The Latin American bishops’ conferences must focus on “promoting a culture of life and working to ensure the rights of families are recognized and respected,” the pope said. The wellbeing of families in the region, he added, is also under threat from “rapid cultural changes and social instability,” poverty and migration of people. 

Pope Benedict was addressing an assembly of bishops who serve as the heads of local Catholic organizations across Latin America that are dedicated to promoting family life. The prelates are meeting this week in Bogota, Colombia, with Cardinal Ennio Antonelli, the head of the Pontifical Council for the Family.

Christine Vollmer, head of Venezuela’s Alliance for the Family, told LifeSiteNews.com that she is pleased with the pope’s forthright statement of support for the struggles of families in Latin America.

“It is wonderful that the Holy Father understands our needs here in Latin America, and that the bishops are really studying the problems and putting them as a first priority,” said Vollmer, who is also a founding member of the Pontifical Academy for Life.

“The Pope is completely right,” she said. It is “cultural poverty” that is “the worst thing and the one undermining not only marriage but their faith as well.”

“The cultural and educational poverty” that is rife in Latin America, “has left millions completely imprisoned in a life style which is barely human. It is much more grave than monetary poverty.”
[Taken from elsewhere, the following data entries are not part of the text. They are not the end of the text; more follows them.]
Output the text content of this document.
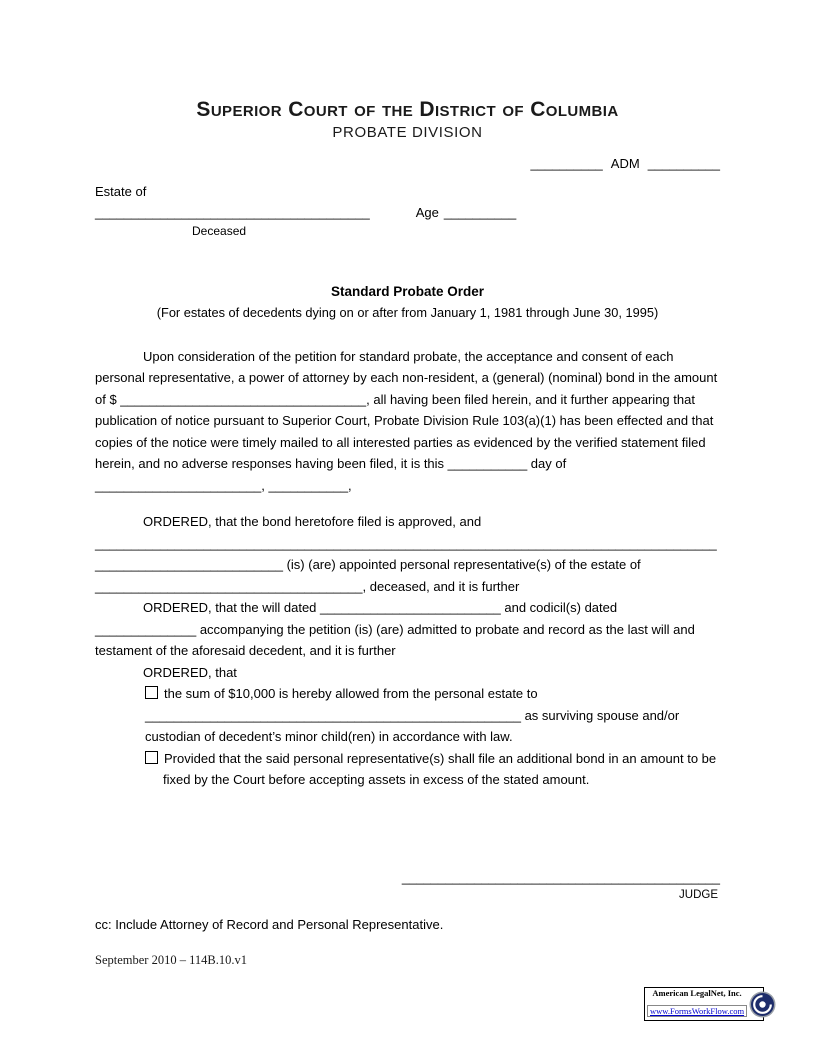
Superior Court of the District of Columbia
PROBATE DIVISION
__________ ADM __________
Estate of
______________________________________	Age __________
Deceased
Standard Probate Order
(For estates of decedents dying on or after from January 1, 1981 through June 30, 1995)

Upon consideration of the petition for standard probate, the acceptance and consent of each personal representative, a power of attorney by each non-resident, a (general) (nominal) bond in the amount of $ __________________________________, all having been filed herein, and it further appearing that publication of notice pursuant to Superior Court, Probate Division Rule 103(a)(1) has been effected and that copies of the notice were timely mailed to all interested parties as evidenced by the verified statement filed herein, and no adverse responses having been filed, it is this ___________ day of _______________________, ___________,

ORDERED, that the bond heretofore filed is approved, and ________________________________________________________________________________________________________________ (is) (are) appointed personal representative(s) of the estate of _____________________________________, deceased, and it is further

ORDERED, that the will dated _________________________ and codicil(s) dated ______________ accompanying the petition (is) (are) admitted to probate and record as the last will and testament of the aforesaid decedent, and it is further

ORDERED, that

the sum of $10,000 is hereby allowed from the personal estate to ____________________________________________________ as surviving spouse and/or custodian of decedent’s minor child(ren) in accordance with law.

Provided that the said personal representative(s) shall file an additional bond in an amount to be fixed by the Court before accepting assets in excess of the stated amount.

____________________________________________
JUDGE

cc: Include Attorney of Record and Personal Representative.

September 2010 – 114B.10.v1
American LegalNet, Inc.
www.FormsWorkFlow.com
In his letter, Benedict also said: “No effort is in vain if it helps to ensure that each family, founded on the indissoluble bond between a man and a woman, carries out its mission as a living cell of society, seedbed of virtues, school of constructive and peaceful coexistence, instrument of harmony and a privileged area in which, with joy and responsibility, human life is welcomed and protected, from beginning to natural end.”

The pope said that he particularly wanted to encourage parents in their “right – and their fundamental duty – to educate the new generations in faith and in the values that dignify human existence.”

Vollmer agreed with Pope Benedict, saying, “The example and a culture of virtue is no longer there for young people. All the ‘models’ are dreadful, coming out of TV, MTV, video games and Hollywood.”

Vollmer is the co-author of a catechetical and relationship education program for young people that uses the teaching of the Catholic Church as its foundation and which is being used in schools across Venezuela.

The curriculum, called Alive to the World (Aprendiendo a Querer), covers children from age 6 to age 18 and focuses on the life of virtue. It is being promoted by the Catholic Church as a morally healthy alternative to standard secularist “sex-education” programs, but is even becoming popular in non-Catholic, state-run schools where improvements in behavior have been noted following its implementation.

The Catholic bishops of the Latin American region have a strong track record of defending life and family from attacks that have for years come from United Nations-based pro-abortion and anti-family organizations.

The pope encouraged the bishops to “find ways to collaborate with all men and women of good will in order to continue to protect human life, marriage and the family throughout the region.”